Vatan Konulu Şiir Örnekleri

 

Vatan Konulu Şiir Örnekleri


Vatan toprakları kan ile, göz yaşı ile kazanılmıştır. Onun için bu topraklara sahip çıkmalı, canımız pahasına bile olsa bu vatanı sonuna kadar korumalıyız. Vatan ile ilgili şiir örnekleri şunlardır:

 

1) Bu Vatan Kimin?


Bu vatan toprağın kara bağrında
Sıradağlar gibi duranlarındır,
Bir tarih boyunca onun uğrunda
Kendini tarihe verenlerindir.

Tutuşup kül olan ocaklarından,
Şahlanıp köpüren ırmaklarından,
Hudutlarda gaza bayraklarından
Alnına ışıklar vuranlarındır.

Ardına bakmadan yollara düşen,
Şimşek gibi çakan, sel gibi coşan,
Huduttan hududa yol bulup koşan,
Cepheden cepheyi soranlarındır.

İleri atılıp sellercesine
Göğsünden vurulup tam ercesine,
Bir gül bahçesine girercesine
Şu kara toprağa girenlerindir.

Tarihin dilinden düşmez bu destan,
Nehirler gazidir, dağlar kahraman,
Her taşı yakut olan bu vatan
Can verme sırrına erenlerindir.

Gökyay'ım ne yazsan ziyade değil,
Bu sevgi bir kuru ifade değil,
Sencileyin hasmı rüyada değil,
Topun namlusundan görenlerindir.

(Orhan Şaik Gökyay)

 

2) Vatan İçin

 Dört nala gelip Uzak Asya’dan

Akdeniz’e bir kısrak başı gibi uzanan
bu memleket, bizim.
Bilekler kan içinde, dişler kenetli, ayaklar çıplak
ve ipek bir halıya benzeyen toprak,
bu cehennem, bu cennet bizim.

Kapansın el kapıları, bir daha açılmasın,
yok edin insanın insana kulluğunu,
bu dâvet bizim…

Yaşamak bir ağaç gibi tek ve hür
ve bir orman gibi kardeşçesine,
bu hasret bizim.

 

 

3)Vatan Şarkısı

Âmâlimiz efkârımız ikbâl-i vatandır
Serhadimize kal’a bizim hâk-i bendedir
Osmanlılarız ziynetimiz kanlı kefendir
Gavgâda şehdetle bütün kâm alırız biz
Osmanlılarız, can veririz, nâm alırız biz.
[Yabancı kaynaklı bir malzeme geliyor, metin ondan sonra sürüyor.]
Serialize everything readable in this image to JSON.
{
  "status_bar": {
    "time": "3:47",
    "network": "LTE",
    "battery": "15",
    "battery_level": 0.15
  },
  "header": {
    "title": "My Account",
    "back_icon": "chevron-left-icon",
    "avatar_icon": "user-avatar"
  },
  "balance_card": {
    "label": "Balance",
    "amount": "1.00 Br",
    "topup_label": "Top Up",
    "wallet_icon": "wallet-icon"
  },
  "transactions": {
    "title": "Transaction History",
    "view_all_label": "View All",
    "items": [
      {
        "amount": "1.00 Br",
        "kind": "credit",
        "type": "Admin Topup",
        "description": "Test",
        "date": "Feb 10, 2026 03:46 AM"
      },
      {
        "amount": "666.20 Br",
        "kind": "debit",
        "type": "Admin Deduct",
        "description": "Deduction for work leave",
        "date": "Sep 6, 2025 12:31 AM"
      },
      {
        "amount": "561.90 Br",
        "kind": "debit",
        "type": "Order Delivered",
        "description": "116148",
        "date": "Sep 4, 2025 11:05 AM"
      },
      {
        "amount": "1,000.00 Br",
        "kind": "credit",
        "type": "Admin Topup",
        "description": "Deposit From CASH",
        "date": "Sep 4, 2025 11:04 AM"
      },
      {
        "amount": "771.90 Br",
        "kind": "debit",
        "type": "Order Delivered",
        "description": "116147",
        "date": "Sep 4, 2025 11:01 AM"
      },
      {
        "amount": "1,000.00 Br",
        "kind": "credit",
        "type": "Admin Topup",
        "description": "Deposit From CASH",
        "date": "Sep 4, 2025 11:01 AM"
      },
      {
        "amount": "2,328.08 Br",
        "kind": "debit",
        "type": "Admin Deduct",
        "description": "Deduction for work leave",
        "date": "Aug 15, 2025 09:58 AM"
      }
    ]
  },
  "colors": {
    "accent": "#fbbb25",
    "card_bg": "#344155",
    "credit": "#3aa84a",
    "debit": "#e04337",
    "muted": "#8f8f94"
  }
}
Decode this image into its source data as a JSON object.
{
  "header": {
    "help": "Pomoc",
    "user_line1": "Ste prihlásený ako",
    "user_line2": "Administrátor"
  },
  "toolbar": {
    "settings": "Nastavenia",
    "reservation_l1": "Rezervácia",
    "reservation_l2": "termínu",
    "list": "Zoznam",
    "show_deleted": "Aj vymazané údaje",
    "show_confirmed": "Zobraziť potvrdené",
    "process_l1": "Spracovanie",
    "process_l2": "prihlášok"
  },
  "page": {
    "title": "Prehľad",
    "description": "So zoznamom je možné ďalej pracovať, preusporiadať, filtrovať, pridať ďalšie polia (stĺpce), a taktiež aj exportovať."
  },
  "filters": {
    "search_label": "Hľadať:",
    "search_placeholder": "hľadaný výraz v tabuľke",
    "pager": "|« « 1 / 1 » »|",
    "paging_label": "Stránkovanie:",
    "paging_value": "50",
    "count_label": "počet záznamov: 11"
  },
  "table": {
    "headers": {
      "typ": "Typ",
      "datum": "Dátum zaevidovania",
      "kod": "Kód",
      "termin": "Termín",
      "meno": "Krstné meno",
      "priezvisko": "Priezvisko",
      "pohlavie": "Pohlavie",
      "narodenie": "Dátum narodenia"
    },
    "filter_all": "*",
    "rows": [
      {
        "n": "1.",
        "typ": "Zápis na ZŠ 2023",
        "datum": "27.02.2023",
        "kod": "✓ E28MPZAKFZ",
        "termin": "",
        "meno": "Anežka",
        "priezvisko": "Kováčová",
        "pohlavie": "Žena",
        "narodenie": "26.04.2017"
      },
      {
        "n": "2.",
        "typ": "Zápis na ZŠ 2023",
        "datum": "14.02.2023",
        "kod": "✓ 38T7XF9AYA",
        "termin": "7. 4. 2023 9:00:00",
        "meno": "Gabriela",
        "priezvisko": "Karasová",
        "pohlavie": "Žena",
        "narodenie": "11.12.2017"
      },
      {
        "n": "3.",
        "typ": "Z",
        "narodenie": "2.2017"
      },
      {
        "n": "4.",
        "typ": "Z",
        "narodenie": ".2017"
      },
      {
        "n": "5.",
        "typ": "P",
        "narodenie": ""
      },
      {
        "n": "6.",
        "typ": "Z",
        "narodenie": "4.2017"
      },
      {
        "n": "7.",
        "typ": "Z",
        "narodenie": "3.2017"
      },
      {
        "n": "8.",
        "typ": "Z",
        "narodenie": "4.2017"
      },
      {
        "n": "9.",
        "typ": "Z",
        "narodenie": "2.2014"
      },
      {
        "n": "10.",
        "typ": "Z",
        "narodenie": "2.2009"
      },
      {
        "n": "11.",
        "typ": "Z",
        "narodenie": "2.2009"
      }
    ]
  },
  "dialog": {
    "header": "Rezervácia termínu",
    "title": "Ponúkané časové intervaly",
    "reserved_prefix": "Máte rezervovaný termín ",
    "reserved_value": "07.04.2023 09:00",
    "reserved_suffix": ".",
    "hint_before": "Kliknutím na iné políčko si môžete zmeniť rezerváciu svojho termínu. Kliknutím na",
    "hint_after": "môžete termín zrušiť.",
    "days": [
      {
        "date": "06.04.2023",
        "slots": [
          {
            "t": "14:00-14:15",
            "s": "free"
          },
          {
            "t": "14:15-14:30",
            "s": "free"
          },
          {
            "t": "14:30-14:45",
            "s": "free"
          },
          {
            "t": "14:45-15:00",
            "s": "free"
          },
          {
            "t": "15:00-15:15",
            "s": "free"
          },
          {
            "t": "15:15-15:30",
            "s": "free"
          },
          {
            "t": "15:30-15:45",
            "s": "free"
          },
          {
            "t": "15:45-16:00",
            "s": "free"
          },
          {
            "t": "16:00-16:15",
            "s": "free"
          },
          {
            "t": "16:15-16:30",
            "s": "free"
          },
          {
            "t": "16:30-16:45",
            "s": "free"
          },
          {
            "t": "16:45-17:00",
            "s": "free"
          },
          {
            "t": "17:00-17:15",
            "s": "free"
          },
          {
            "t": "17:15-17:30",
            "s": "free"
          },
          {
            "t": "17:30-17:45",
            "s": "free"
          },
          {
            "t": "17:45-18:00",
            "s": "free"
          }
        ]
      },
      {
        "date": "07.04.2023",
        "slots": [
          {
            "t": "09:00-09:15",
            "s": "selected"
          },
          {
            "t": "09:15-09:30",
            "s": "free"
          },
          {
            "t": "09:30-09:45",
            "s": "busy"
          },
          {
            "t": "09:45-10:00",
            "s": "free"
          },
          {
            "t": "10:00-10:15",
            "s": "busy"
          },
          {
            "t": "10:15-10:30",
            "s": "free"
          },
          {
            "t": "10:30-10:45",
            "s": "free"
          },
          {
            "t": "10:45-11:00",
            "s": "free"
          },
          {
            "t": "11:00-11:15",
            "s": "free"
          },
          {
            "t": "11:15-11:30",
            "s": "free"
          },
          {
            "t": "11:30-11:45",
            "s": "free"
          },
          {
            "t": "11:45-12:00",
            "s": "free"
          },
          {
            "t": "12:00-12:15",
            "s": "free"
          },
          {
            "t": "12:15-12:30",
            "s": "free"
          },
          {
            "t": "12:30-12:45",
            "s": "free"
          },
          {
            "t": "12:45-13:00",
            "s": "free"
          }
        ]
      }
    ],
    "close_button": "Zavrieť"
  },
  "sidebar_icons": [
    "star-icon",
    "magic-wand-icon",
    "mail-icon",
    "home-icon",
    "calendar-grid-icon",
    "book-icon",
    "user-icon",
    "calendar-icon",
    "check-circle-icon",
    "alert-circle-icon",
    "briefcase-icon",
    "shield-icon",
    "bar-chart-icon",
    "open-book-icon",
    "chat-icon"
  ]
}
Kan ile kılıçtır görünen bayrağımızda
Can korkusu geçmez ovamızda dağımızda
Her gûşede bir şir yatar toprağımızda
Gavgâda şehdetle bütün kâm alırız biz
Osmanlılarız, can veririz, nâm alırız biz.

Osmanlı adı her duyana lerze-resândır;
Ecdâdımızın heybeti ma’rûf-ı cihândır
Fıtrat değişir sanma! Bu kan yine o kandır
Gavgâda şehâdetle bütün kâm alırız biz
Osmanlılarız, cân veririz, nâm alırız biz.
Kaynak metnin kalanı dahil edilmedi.